The Merry Dance is the follow-up to the acclaimed and thought-provoking Quiet Riot, which has just been launched on YouTube.
Both productions were penned by playwright Maggie Aitken after extensive research, which included visiting dozens of people living with the condition, and their families, throughout Scotland.
“These productions focus on dementia, the difficulties and the practical changes in life - all based on the real testimony of those who’ve been there or who are going through it right now,” explained Maggie.
The project was funded through the Reshaping Care for Older People (RCOP) programme which aims to help growing numbers of older people to continue to live full, positive and independent lives in the community.
The RCOP partnership has combined the expertise of North Lanarkshire Council, NHS Lanarkshire and the independent and the third (voluntary) sector.
The original aim of The Quiet Riot was to create a heightened understanding and empathy of the impact of dementia within health and social care staff.
But the production caught the imagination of a far wider audience - including many members of the public. Now the fly-on-the-wall narrative of the new play is set to pack out venues across Lanarkshire once again as a film of the original goes live.
“In the story so far we’ve given audiences a candid glimpse into the lives of a close-knit family trying to deal with the implications of a loved one living with dementia – just before their first visit from a social worker,” Maggie continued.

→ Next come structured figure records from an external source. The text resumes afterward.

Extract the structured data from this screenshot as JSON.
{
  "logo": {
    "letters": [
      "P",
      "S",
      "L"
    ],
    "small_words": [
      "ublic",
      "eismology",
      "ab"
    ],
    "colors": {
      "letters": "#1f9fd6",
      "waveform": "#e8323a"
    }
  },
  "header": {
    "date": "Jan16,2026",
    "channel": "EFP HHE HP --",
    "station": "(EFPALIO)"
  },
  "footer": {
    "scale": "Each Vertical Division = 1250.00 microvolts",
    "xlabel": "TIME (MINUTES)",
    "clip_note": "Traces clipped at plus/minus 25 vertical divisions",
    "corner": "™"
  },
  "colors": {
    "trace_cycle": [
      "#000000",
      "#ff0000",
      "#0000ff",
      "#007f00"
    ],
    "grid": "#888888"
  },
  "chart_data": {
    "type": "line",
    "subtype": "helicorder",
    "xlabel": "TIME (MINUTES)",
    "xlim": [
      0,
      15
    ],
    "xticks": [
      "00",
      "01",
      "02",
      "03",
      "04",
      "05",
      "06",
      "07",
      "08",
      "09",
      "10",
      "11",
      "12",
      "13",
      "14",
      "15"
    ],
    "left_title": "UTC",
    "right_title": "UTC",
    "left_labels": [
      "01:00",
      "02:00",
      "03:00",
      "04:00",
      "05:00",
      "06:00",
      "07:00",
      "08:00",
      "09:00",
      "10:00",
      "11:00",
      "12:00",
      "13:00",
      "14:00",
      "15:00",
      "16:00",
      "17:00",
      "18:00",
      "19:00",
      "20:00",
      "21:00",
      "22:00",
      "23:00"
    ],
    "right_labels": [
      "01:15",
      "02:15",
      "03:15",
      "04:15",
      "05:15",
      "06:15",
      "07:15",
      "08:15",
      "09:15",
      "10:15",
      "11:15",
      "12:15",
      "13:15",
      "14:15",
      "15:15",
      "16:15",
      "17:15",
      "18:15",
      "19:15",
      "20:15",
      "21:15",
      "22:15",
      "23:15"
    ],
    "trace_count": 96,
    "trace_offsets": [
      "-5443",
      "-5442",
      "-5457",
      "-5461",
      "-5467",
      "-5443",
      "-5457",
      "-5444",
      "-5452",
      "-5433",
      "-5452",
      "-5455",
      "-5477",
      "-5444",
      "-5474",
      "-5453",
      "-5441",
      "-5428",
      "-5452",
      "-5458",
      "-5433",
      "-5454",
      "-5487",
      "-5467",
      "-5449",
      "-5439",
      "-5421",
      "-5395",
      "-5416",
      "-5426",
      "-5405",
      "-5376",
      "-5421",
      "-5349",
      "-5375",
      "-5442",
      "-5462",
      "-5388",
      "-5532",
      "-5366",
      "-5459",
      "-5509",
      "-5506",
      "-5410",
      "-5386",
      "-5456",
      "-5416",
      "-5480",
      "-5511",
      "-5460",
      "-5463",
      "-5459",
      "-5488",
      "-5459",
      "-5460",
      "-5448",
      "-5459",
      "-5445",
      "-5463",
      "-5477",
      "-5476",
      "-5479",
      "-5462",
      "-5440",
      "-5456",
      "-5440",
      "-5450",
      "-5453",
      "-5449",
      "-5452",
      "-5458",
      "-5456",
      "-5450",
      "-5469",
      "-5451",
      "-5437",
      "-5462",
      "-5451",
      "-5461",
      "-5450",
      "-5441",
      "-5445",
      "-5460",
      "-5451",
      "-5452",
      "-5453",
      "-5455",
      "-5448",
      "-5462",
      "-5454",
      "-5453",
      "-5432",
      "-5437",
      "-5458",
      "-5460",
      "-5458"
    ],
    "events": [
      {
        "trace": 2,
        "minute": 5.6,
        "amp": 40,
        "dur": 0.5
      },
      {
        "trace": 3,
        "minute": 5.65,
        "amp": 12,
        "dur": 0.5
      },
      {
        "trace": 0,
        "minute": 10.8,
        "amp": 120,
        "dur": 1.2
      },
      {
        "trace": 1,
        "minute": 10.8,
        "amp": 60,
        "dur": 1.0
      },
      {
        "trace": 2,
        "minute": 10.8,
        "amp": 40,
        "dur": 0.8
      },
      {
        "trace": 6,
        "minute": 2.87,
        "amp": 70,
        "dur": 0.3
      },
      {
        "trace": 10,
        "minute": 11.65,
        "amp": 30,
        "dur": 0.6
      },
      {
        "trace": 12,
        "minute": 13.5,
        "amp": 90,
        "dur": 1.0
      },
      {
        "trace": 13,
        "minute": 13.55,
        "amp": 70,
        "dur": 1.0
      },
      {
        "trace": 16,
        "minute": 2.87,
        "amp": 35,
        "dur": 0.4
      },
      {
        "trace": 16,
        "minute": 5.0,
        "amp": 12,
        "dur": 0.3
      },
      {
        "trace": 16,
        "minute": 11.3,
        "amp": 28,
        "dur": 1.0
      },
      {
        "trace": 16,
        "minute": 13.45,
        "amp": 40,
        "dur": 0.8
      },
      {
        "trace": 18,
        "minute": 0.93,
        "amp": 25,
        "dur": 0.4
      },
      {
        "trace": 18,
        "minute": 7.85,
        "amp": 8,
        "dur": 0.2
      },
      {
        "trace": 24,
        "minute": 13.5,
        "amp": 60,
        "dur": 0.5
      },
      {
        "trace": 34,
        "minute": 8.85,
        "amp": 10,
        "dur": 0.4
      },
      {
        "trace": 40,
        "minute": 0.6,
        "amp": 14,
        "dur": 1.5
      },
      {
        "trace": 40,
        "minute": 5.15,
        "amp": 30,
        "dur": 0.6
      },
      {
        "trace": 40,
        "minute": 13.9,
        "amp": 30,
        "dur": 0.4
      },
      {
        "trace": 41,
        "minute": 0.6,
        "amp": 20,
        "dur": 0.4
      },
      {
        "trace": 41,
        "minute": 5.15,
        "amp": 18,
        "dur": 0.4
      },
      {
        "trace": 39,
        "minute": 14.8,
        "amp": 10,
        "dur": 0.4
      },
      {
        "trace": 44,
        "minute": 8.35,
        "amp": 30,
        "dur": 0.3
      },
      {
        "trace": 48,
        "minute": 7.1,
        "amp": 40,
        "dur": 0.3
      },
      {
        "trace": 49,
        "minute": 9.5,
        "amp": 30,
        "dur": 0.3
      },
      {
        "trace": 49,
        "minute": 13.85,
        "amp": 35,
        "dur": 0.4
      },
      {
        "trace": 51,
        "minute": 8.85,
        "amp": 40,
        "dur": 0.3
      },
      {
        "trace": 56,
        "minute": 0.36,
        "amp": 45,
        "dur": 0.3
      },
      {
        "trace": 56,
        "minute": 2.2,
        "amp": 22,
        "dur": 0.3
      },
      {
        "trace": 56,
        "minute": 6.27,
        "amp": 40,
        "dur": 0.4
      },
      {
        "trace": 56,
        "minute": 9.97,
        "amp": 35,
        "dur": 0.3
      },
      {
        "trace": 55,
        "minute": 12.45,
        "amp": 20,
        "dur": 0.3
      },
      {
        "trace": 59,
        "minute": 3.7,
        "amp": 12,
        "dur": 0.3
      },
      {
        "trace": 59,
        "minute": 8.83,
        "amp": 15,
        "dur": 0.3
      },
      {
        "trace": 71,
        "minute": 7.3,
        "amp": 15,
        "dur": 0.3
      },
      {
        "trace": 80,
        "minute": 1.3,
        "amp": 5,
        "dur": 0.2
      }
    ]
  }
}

“The lead character, Bob MacKenzie, is a straight-talking Scotsman with a big heart and a bigger mouth. But he’s struggling to come to terms with profound life changes as he cares for his wife, Isabel.
“Originally the plan was to create a resource for professionals to provide an insight into the type of conversations that go on behind closed doors just before their visits.
“The feedback we received was that the narrative struck a chord with many people, including individuals and families, who’d also attended the first round of productions, and who were going through a similar situation.
“We found that the story provided a reassurance that they are not alone – and there are supports available. We made a film version to extend the reach of that message.”